Por ahora, no hay marcos normativos claros en Chile para el uso de IA en medios. Ni exigencias de transparencia, ni límites sobre qué se puede automatizar y qué no.
El Colegio de Periodistas ha planteado la necesidad de discutir una ética de la inteligencia artificial en el oficio. Pero todo avanza más lento que los algoritmos.
Alternativas posibles: uso estratégico, no sustitutivo
Sin embargo, no todo es negativo. Algunos medios están explorando usos complementarios de la IA, sin desplazar a sus periodistas.
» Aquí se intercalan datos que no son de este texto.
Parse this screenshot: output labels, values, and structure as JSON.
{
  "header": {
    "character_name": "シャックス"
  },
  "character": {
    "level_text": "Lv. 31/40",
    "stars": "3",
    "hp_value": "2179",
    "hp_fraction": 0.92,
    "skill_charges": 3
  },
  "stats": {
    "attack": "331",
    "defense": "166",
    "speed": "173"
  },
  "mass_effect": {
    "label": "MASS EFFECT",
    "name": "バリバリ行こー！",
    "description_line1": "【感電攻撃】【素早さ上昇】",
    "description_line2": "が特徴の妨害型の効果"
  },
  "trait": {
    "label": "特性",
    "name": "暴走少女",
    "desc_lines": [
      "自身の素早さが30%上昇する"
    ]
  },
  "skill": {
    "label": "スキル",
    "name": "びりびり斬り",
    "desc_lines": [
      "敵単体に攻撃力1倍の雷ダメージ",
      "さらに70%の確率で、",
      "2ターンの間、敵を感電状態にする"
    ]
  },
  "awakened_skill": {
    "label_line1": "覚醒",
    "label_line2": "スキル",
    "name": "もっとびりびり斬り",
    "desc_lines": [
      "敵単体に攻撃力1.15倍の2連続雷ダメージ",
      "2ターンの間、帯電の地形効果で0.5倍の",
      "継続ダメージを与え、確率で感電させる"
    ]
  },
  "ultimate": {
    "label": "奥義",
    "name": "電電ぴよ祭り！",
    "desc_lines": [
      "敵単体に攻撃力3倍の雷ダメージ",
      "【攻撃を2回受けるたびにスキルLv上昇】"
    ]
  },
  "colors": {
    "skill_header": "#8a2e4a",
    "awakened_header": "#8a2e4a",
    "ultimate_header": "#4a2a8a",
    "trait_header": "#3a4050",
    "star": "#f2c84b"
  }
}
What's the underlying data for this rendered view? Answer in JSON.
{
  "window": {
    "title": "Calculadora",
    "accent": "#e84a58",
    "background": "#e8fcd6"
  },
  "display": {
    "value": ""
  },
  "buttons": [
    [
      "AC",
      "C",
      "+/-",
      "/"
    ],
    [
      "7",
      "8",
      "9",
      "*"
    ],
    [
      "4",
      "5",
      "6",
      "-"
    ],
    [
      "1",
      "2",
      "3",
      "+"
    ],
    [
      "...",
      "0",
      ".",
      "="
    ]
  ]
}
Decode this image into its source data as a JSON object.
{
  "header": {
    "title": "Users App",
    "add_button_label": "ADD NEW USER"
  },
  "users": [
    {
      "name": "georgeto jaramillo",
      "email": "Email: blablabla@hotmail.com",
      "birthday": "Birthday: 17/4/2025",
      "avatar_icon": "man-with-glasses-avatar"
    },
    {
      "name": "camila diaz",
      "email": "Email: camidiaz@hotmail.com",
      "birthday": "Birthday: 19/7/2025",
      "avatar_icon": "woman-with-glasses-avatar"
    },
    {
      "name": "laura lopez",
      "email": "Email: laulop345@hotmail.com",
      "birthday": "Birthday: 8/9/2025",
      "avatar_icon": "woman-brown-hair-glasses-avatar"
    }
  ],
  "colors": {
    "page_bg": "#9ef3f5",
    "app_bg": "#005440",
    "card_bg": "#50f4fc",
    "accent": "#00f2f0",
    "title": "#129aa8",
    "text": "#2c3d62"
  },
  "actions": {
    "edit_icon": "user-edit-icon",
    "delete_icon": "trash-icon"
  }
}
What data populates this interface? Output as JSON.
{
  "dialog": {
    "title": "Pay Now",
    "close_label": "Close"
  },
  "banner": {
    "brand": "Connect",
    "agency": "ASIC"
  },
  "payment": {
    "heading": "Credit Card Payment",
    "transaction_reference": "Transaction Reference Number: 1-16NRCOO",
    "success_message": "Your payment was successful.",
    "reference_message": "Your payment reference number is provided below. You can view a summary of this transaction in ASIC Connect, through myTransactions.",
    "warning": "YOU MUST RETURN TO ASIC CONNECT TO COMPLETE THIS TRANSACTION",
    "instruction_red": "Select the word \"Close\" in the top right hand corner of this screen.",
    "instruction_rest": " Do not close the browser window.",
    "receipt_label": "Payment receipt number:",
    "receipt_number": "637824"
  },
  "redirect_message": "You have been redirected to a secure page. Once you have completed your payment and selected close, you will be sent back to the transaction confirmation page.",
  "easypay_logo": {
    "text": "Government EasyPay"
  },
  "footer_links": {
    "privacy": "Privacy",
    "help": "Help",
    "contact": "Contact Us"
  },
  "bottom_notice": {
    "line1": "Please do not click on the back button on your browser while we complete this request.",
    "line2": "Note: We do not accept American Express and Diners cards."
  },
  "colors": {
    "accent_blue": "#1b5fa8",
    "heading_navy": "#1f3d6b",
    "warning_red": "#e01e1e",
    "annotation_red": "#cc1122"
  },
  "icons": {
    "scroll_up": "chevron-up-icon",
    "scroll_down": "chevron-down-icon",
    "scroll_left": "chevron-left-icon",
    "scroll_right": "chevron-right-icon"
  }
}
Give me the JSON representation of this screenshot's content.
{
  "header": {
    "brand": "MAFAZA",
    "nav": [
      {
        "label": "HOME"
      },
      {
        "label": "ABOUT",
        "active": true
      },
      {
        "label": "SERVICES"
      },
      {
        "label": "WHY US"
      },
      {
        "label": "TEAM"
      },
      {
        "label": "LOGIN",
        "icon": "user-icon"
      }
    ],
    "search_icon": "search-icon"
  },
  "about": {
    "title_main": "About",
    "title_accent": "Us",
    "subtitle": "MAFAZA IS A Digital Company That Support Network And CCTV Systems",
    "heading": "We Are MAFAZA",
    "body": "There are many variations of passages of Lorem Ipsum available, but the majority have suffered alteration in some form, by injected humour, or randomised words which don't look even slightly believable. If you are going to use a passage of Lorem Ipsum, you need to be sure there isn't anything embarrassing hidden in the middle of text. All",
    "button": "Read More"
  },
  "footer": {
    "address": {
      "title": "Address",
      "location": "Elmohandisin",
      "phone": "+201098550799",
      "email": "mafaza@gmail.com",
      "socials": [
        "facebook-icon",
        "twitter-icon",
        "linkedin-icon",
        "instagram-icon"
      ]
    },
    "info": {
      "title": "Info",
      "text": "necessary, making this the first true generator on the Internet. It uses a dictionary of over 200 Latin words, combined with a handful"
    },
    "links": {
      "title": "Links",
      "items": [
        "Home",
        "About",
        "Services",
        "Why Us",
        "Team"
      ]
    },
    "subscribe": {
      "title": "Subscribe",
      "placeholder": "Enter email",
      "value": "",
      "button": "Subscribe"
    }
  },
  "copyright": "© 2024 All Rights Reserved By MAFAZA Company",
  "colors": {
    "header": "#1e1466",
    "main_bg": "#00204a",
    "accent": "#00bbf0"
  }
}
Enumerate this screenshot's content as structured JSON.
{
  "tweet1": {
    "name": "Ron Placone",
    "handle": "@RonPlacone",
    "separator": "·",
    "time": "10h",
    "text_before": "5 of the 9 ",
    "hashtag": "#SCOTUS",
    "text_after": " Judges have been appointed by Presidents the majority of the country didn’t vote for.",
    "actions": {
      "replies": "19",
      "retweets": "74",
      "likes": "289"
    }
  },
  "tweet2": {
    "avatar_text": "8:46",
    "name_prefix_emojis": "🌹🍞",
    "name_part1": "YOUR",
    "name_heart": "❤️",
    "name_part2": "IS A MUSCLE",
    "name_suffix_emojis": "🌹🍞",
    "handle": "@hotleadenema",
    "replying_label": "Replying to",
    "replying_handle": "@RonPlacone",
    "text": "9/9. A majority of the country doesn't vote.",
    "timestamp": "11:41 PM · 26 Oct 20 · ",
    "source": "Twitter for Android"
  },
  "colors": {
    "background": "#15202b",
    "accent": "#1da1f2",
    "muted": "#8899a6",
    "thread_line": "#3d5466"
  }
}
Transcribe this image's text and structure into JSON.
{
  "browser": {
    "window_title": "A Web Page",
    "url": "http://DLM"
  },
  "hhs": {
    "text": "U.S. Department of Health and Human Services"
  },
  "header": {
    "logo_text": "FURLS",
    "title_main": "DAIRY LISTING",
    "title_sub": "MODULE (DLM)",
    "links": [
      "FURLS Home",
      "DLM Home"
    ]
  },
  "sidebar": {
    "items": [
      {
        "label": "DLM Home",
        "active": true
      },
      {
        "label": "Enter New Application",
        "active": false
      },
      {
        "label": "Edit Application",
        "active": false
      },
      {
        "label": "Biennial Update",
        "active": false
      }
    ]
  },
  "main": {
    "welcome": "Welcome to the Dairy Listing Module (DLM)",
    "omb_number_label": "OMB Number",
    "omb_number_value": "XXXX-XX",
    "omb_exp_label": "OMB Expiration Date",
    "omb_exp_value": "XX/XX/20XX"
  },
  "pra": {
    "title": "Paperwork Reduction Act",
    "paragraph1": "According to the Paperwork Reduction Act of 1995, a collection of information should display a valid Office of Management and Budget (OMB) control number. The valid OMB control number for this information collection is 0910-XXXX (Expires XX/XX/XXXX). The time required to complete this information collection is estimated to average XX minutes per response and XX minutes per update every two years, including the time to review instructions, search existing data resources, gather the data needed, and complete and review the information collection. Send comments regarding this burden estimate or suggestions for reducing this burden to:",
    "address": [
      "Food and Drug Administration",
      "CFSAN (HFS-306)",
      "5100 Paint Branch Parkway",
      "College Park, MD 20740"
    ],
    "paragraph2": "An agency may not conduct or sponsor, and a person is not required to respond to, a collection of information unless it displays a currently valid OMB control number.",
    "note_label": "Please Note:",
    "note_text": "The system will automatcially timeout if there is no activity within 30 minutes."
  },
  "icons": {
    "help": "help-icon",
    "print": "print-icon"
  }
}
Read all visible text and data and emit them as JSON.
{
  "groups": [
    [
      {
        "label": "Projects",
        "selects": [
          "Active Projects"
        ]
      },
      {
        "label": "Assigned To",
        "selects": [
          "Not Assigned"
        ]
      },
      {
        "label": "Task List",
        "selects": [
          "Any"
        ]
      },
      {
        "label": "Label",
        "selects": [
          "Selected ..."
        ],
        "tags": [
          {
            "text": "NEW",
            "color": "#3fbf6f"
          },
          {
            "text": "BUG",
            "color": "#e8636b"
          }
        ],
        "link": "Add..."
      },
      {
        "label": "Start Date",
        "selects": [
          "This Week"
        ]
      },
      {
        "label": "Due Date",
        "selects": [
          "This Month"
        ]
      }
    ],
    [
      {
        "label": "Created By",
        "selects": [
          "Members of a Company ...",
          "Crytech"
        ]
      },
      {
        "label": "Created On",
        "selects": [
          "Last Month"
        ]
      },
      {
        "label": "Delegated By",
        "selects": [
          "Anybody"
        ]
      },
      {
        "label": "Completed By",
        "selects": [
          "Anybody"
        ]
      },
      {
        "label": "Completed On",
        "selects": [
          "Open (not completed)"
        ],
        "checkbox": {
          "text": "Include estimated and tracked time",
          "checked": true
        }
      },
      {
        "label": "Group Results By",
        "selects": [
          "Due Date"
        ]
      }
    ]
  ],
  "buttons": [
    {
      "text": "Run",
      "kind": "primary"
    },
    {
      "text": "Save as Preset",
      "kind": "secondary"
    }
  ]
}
Por ejemplo, en la Región de Los Lagos, un portal vecinal usa IA para ordenar bases de datos municipales y generar visualizaciones interactivas. En Tarapacá, una radio comunitaria la emplea para subtitular entrevistas y traducir contenidos al quechua.
“El problema no es la IA. El problema es cómo se usa”, sentencia Jorge Pérez. “Si se convierte en una prótesis para un modelo ya debilitado, va a terminar por liquidarlo. Pero si se incorpora con conciencia editorial, puede ser una herramienta poderosa para el periodismo local”.
La disyuntiva está planteada: ¿la inteligencia artificial como solución para sostener medios regionales o como una trampa que consolida su vaciamiento?
En un país con brechas profundas de información y representación territorial, lo que está en juego no es solo la eficiencia: es el derecho a una información con rostro humano, mirada local y conciencia crítica.